Bill Your Clients Where You Store Their Info
Scoring gets you into a role, but if you're doing contract work instead of chasing a W2, there's a billing component attached to each company record too. Screenshots below show the layout. It holds:
- RateYour billing rate for that specific client
- CapA max hours per month cap
- AlertThreshold flags that trip as you approach that cap
The same record that told you what the role paid and how it scored against your skills is now tracking what you're actually invoicing. This eliminates the need to rely on a separate spreadsheet or pay for a new tool.
Grab the LinkedIn Record If You Can
Add the company's LinkedIn page to the record. A job posting tells you what a role pays, LinkedIn tells you a couple things:
- If they are growing
- If they're the weird type that refers to employees as "family"
- If the job posting was also added there
Number 3 is a good way to see if the posting was real.
Don't Tear It Down Once You Land Something
Most people build a pipeline, get an offer, and delete the whole thing like the search has an end date.
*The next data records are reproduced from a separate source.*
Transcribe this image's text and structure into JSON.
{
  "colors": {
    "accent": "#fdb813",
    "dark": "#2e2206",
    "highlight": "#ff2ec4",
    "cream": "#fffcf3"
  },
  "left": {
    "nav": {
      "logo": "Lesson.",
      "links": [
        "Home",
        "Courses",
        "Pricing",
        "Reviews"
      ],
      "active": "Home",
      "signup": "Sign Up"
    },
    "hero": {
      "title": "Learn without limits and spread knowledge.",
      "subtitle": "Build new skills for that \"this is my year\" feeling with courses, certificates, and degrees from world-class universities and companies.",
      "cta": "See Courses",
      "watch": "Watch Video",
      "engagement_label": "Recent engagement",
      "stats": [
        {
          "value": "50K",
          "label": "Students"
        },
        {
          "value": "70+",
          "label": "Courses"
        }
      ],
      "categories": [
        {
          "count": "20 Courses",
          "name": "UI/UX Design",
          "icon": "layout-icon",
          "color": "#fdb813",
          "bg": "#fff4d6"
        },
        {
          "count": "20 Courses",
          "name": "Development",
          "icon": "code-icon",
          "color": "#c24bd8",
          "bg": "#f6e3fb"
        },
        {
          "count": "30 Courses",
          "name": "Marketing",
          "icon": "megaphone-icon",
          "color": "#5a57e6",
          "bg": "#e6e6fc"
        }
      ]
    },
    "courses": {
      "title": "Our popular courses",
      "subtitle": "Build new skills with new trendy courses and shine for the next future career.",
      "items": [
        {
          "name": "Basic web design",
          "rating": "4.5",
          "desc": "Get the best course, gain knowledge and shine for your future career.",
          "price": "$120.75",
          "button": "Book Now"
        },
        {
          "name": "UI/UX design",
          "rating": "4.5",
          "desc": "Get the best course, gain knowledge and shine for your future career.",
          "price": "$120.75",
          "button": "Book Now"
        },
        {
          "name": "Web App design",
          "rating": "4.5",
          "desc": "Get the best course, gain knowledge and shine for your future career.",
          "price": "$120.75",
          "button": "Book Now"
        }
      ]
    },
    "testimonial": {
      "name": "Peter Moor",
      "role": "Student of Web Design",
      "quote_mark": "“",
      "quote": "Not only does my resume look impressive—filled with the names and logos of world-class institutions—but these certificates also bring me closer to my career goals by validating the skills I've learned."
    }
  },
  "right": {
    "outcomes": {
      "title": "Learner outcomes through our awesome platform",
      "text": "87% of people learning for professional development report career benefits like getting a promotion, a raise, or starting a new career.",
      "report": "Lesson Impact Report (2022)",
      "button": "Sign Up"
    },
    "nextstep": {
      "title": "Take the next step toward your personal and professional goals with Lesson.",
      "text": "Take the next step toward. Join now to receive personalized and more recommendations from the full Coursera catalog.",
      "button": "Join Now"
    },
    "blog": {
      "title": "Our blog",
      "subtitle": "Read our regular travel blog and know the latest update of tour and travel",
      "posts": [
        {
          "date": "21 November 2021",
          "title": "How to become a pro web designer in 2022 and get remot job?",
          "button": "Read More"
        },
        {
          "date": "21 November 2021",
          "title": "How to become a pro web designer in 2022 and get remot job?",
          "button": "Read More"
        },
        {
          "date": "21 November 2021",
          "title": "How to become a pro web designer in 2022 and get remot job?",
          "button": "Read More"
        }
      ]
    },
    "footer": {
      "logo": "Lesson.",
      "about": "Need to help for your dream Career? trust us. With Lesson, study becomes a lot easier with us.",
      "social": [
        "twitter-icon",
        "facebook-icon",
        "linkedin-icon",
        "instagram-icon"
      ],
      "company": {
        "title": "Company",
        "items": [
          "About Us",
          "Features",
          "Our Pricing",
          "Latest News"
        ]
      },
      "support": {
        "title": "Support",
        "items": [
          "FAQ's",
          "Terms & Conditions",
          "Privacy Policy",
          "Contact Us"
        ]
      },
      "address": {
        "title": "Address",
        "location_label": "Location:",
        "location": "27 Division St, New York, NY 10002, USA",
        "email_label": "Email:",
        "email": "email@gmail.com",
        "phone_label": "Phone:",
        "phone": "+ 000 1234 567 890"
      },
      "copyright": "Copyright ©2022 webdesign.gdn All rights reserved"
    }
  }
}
However, the market keeps moving whether you're watching or not, and if the gig you land turns toxic in six months, you want a pipeline of scored, current opportunities already sitting there instead of starting from nothing. Keep it running and being done with a bad situation is a login away from a list that already fits what you do.
What Your Robot Recruitment Army Will Cost
The CRM subscription and the automation are two separate bills.
CRM subscription
Your flat monthly cost for the platform. Skip the automation entirely and the Companies object still works fine with manual entry, you just lose the auto scoring and the hands off intake.
n8n + Gemini automation
The part actually pulling job postings out of Gmail and scoring them. Ten listings a day doesn't require much token usage, and hosting runs a few dollars a month.
Realistically the automation piece costs a handful of dollars at the high end, nothing close to an enterprise number. A few dollars a month buys back a lot of hours you'd otherwise spend combing job boards yourself, and it's a lot cheaper than another six rounds ending in silence.